Kau terbawa terbang menembus halimun menuju angkasa, dipandu derau air-air hujan yang turun tanpa mega-mega.
***
Rohman mempercepat langkahnya, meninggalkan Pak Zul di belakang. Tak lama, ia tiba di sebuah persimpangan jalan, menyeberang menuju lapak sate yang menyala remang-remang di sudut. Di sana, sang penjual sate terlihat kebingungan, tatapannya tertuju pada dua pria yang baru memasuki warungnya. Rohman dan Zul tidak mengenakan seragam polisi, hanya setelan hitam dan jaket kulit yang menyatu dengan gelapnya malam. Si penjual sate sadar, dengan wajah tak biasa dari dua orang bersetelan hitam tersebut, bahkan satunya bermuka garang penuh bopeng di wajah. Pak Zul menyodorkan kartu nama kepolisian.
“Anda Cak Bimo pemilik lapak ini?” ujar Zul.
“Benar, saya Bimo, pemilik lapak ini. Ada apa?” suaranya terkesan ragu.
“Maaf, kami hanya ingin berbincang sejenak dengan Anda. Sekaligus pesan sate,” jawab Zul, sambil melangkah mendekat.
“Bungkus atau makan di sini?” kata Bimo, sambil mempersiapkan tempat.
Mereka saling berjabat tangan satu sama lain.

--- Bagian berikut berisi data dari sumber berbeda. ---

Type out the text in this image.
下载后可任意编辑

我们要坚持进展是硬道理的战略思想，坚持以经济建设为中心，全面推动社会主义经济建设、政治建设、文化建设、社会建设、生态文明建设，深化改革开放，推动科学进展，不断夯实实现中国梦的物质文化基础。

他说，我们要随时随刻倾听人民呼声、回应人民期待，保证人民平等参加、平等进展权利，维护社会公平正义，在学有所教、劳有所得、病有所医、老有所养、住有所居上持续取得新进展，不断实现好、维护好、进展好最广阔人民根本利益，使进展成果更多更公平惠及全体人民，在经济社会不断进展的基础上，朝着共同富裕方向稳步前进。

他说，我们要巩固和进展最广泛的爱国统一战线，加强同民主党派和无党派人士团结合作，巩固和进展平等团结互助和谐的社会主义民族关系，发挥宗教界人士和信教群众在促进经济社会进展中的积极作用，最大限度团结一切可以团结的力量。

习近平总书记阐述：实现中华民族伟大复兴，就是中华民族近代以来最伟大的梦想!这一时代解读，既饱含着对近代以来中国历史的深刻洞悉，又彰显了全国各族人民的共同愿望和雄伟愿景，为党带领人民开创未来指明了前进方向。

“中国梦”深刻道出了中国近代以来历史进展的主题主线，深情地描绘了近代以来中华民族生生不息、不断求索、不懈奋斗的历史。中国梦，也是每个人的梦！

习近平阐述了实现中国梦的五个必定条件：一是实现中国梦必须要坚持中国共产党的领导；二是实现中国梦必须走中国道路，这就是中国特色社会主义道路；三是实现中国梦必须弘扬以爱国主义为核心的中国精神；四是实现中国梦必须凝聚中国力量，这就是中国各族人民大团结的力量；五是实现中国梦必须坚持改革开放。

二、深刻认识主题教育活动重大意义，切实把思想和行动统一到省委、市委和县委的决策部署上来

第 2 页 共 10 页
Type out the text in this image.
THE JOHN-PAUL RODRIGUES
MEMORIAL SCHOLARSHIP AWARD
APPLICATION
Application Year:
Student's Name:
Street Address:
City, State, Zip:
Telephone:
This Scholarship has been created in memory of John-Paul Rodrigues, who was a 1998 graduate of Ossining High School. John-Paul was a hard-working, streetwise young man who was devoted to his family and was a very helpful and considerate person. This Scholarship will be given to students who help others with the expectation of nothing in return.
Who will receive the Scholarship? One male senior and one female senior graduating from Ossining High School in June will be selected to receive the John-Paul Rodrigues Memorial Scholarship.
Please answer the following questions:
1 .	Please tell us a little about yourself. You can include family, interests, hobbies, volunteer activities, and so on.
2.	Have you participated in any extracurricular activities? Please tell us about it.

“Saya Zul, ini rekan saya, Rohman. Kami memilih makan di sini, Cak. Dua porsi sate ayam—ditambah lontong. Minumnya es kopi satu gelas, dan tolong air putih segelas untuk saya,” jawab Zul dengan senyum hangat, seperti tak ada yang luar biasa dari permintaan itu.
“Baik. Lalu, apa yang ingin Anda bahas?” Bimo bertanya lagi, masih merasa penasaran.
“Maaf jadi mengganggu waktu Anda, kami ingin menanyai beberapa hal. Lapak juga masih sepi, kalau Anda tidak keberatan, bisa mengobrol bersama kami dahulu?”
“Ya. Saya siapkan pesanan kalian. Sambil bicara tak apa. Saya bisa menjawab—meski kadang mengurangi kosentrasi saya saat memanggang sate.”
“Tidak banyak, hanya beberapa pertanyaan. Saya jamin fokus Anda tidak akan hilang,” ujar Rohman menyela.
“Baiklah. Sate ayam, dua porsi, dengan lontong, ya?” sahut Cak Bimo.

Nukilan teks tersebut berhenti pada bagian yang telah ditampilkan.